When we held our petite princess in our hands little did we realize this soft and tender bundle of joy would have to tread a thorn-ridden and rocky terrain when the vista of life unraveled before her.  Our princess was a healthy and robust baby of 3.75 kg at birth and had a lot of surprises in store for my husband Amar, and me. 

I had shifted to Kolkata from Delhi and joined the Foreign Department of State Bank of India in Park Street. We organized a care-taker for our baby who was now keeping us enthralled with her galloping milestones. By about six months she was sitting, having skipped the crawling stage, and in about 8 months she could stand, holding on to something. She had also started babbling and saying words before her tenth month. She had not teethed yet and I remember the humorous incident when I went to her pediatrician Dr. Chatterjee, a renowned and enormously respected doctor in Kolkata.

Sugar-coated Milestones

I challenged him that our daughter’s milestones were rapid and yet she had not cut her tooth, while other children her age had long since cut their first tooth. When I expressed my concern, he asked me, “Have you ever seen a human being without teeth?” and that shut me up! She cut her first tooth after she had started walking and talking, well beyond her first year!
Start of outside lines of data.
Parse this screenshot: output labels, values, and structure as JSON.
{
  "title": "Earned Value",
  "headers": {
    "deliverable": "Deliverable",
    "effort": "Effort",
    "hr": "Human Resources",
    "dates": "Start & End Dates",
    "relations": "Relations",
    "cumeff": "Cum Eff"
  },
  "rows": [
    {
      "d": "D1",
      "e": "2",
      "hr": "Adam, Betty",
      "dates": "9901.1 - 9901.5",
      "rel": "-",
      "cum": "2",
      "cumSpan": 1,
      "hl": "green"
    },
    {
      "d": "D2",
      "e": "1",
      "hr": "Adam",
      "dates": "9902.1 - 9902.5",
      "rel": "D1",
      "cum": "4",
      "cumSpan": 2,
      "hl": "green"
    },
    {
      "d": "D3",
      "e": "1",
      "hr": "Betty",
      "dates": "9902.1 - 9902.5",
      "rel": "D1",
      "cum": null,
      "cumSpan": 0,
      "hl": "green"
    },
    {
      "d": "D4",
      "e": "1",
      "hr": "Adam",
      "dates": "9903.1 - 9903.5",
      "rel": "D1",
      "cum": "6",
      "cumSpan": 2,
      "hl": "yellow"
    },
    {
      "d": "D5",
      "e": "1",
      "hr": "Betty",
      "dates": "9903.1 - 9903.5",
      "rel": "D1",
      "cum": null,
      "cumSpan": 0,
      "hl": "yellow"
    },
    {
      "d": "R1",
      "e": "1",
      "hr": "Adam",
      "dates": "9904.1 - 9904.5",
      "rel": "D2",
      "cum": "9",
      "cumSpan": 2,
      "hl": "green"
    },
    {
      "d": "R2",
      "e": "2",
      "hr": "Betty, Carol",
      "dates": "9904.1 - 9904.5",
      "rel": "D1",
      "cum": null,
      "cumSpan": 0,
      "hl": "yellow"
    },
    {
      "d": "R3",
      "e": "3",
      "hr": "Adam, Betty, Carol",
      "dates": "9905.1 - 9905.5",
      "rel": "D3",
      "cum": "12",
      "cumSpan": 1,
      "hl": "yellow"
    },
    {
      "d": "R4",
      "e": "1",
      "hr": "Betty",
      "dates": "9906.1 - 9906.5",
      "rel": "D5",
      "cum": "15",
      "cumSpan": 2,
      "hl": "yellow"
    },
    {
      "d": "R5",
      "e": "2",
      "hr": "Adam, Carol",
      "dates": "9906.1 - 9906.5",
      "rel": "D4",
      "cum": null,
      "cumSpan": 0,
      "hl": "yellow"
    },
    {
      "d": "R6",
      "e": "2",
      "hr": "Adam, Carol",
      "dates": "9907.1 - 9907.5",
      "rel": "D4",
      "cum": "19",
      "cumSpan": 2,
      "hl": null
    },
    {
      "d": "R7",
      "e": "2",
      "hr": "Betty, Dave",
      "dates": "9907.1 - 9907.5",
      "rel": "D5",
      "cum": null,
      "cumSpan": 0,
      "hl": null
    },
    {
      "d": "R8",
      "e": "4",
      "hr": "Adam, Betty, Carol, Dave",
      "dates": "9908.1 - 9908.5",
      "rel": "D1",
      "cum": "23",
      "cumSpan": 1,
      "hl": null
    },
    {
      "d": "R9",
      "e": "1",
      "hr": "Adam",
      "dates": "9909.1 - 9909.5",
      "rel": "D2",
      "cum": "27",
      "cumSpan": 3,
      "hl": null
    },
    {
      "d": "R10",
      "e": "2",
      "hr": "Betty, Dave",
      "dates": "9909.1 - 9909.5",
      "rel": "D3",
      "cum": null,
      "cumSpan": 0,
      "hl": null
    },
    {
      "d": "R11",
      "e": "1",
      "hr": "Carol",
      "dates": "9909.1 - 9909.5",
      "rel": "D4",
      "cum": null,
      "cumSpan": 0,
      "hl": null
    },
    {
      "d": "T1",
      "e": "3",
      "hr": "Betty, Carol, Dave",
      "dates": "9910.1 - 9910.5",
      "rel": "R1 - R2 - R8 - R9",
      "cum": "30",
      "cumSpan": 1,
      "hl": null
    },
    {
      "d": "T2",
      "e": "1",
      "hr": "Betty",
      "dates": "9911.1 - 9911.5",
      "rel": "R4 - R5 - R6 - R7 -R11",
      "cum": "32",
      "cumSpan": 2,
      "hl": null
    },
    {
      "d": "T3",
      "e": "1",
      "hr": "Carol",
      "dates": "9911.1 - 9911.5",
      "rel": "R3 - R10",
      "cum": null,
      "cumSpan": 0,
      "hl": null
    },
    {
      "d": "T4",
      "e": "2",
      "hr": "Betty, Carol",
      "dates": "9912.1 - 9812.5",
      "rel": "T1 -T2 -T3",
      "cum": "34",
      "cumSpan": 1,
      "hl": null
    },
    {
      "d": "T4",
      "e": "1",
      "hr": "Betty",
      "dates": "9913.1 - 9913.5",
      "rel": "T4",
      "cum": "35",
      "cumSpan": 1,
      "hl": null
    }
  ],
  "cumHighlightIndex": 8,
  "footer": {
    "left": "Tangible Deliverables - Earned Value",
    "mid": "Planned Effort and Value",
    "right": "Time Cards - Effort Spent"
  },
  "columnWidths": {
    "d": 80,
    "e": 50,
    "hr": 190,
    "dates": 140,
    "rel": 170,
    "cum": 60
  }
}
By her tenth month, she was walking a few steps and when she was a year old, she was walking and running and was already speaking full sentences! Amar and I were so wonderstruck, watching her extraordinary milestones that we were not surprised when he taught her name of things and colors successfully, even before she was one. And the most magnificent milestone was that by the time she was about 15 months, she could count from 1 to 100 in three languages in ascending and descending order and knew about 25 nursery rhymes which we promptly recorded!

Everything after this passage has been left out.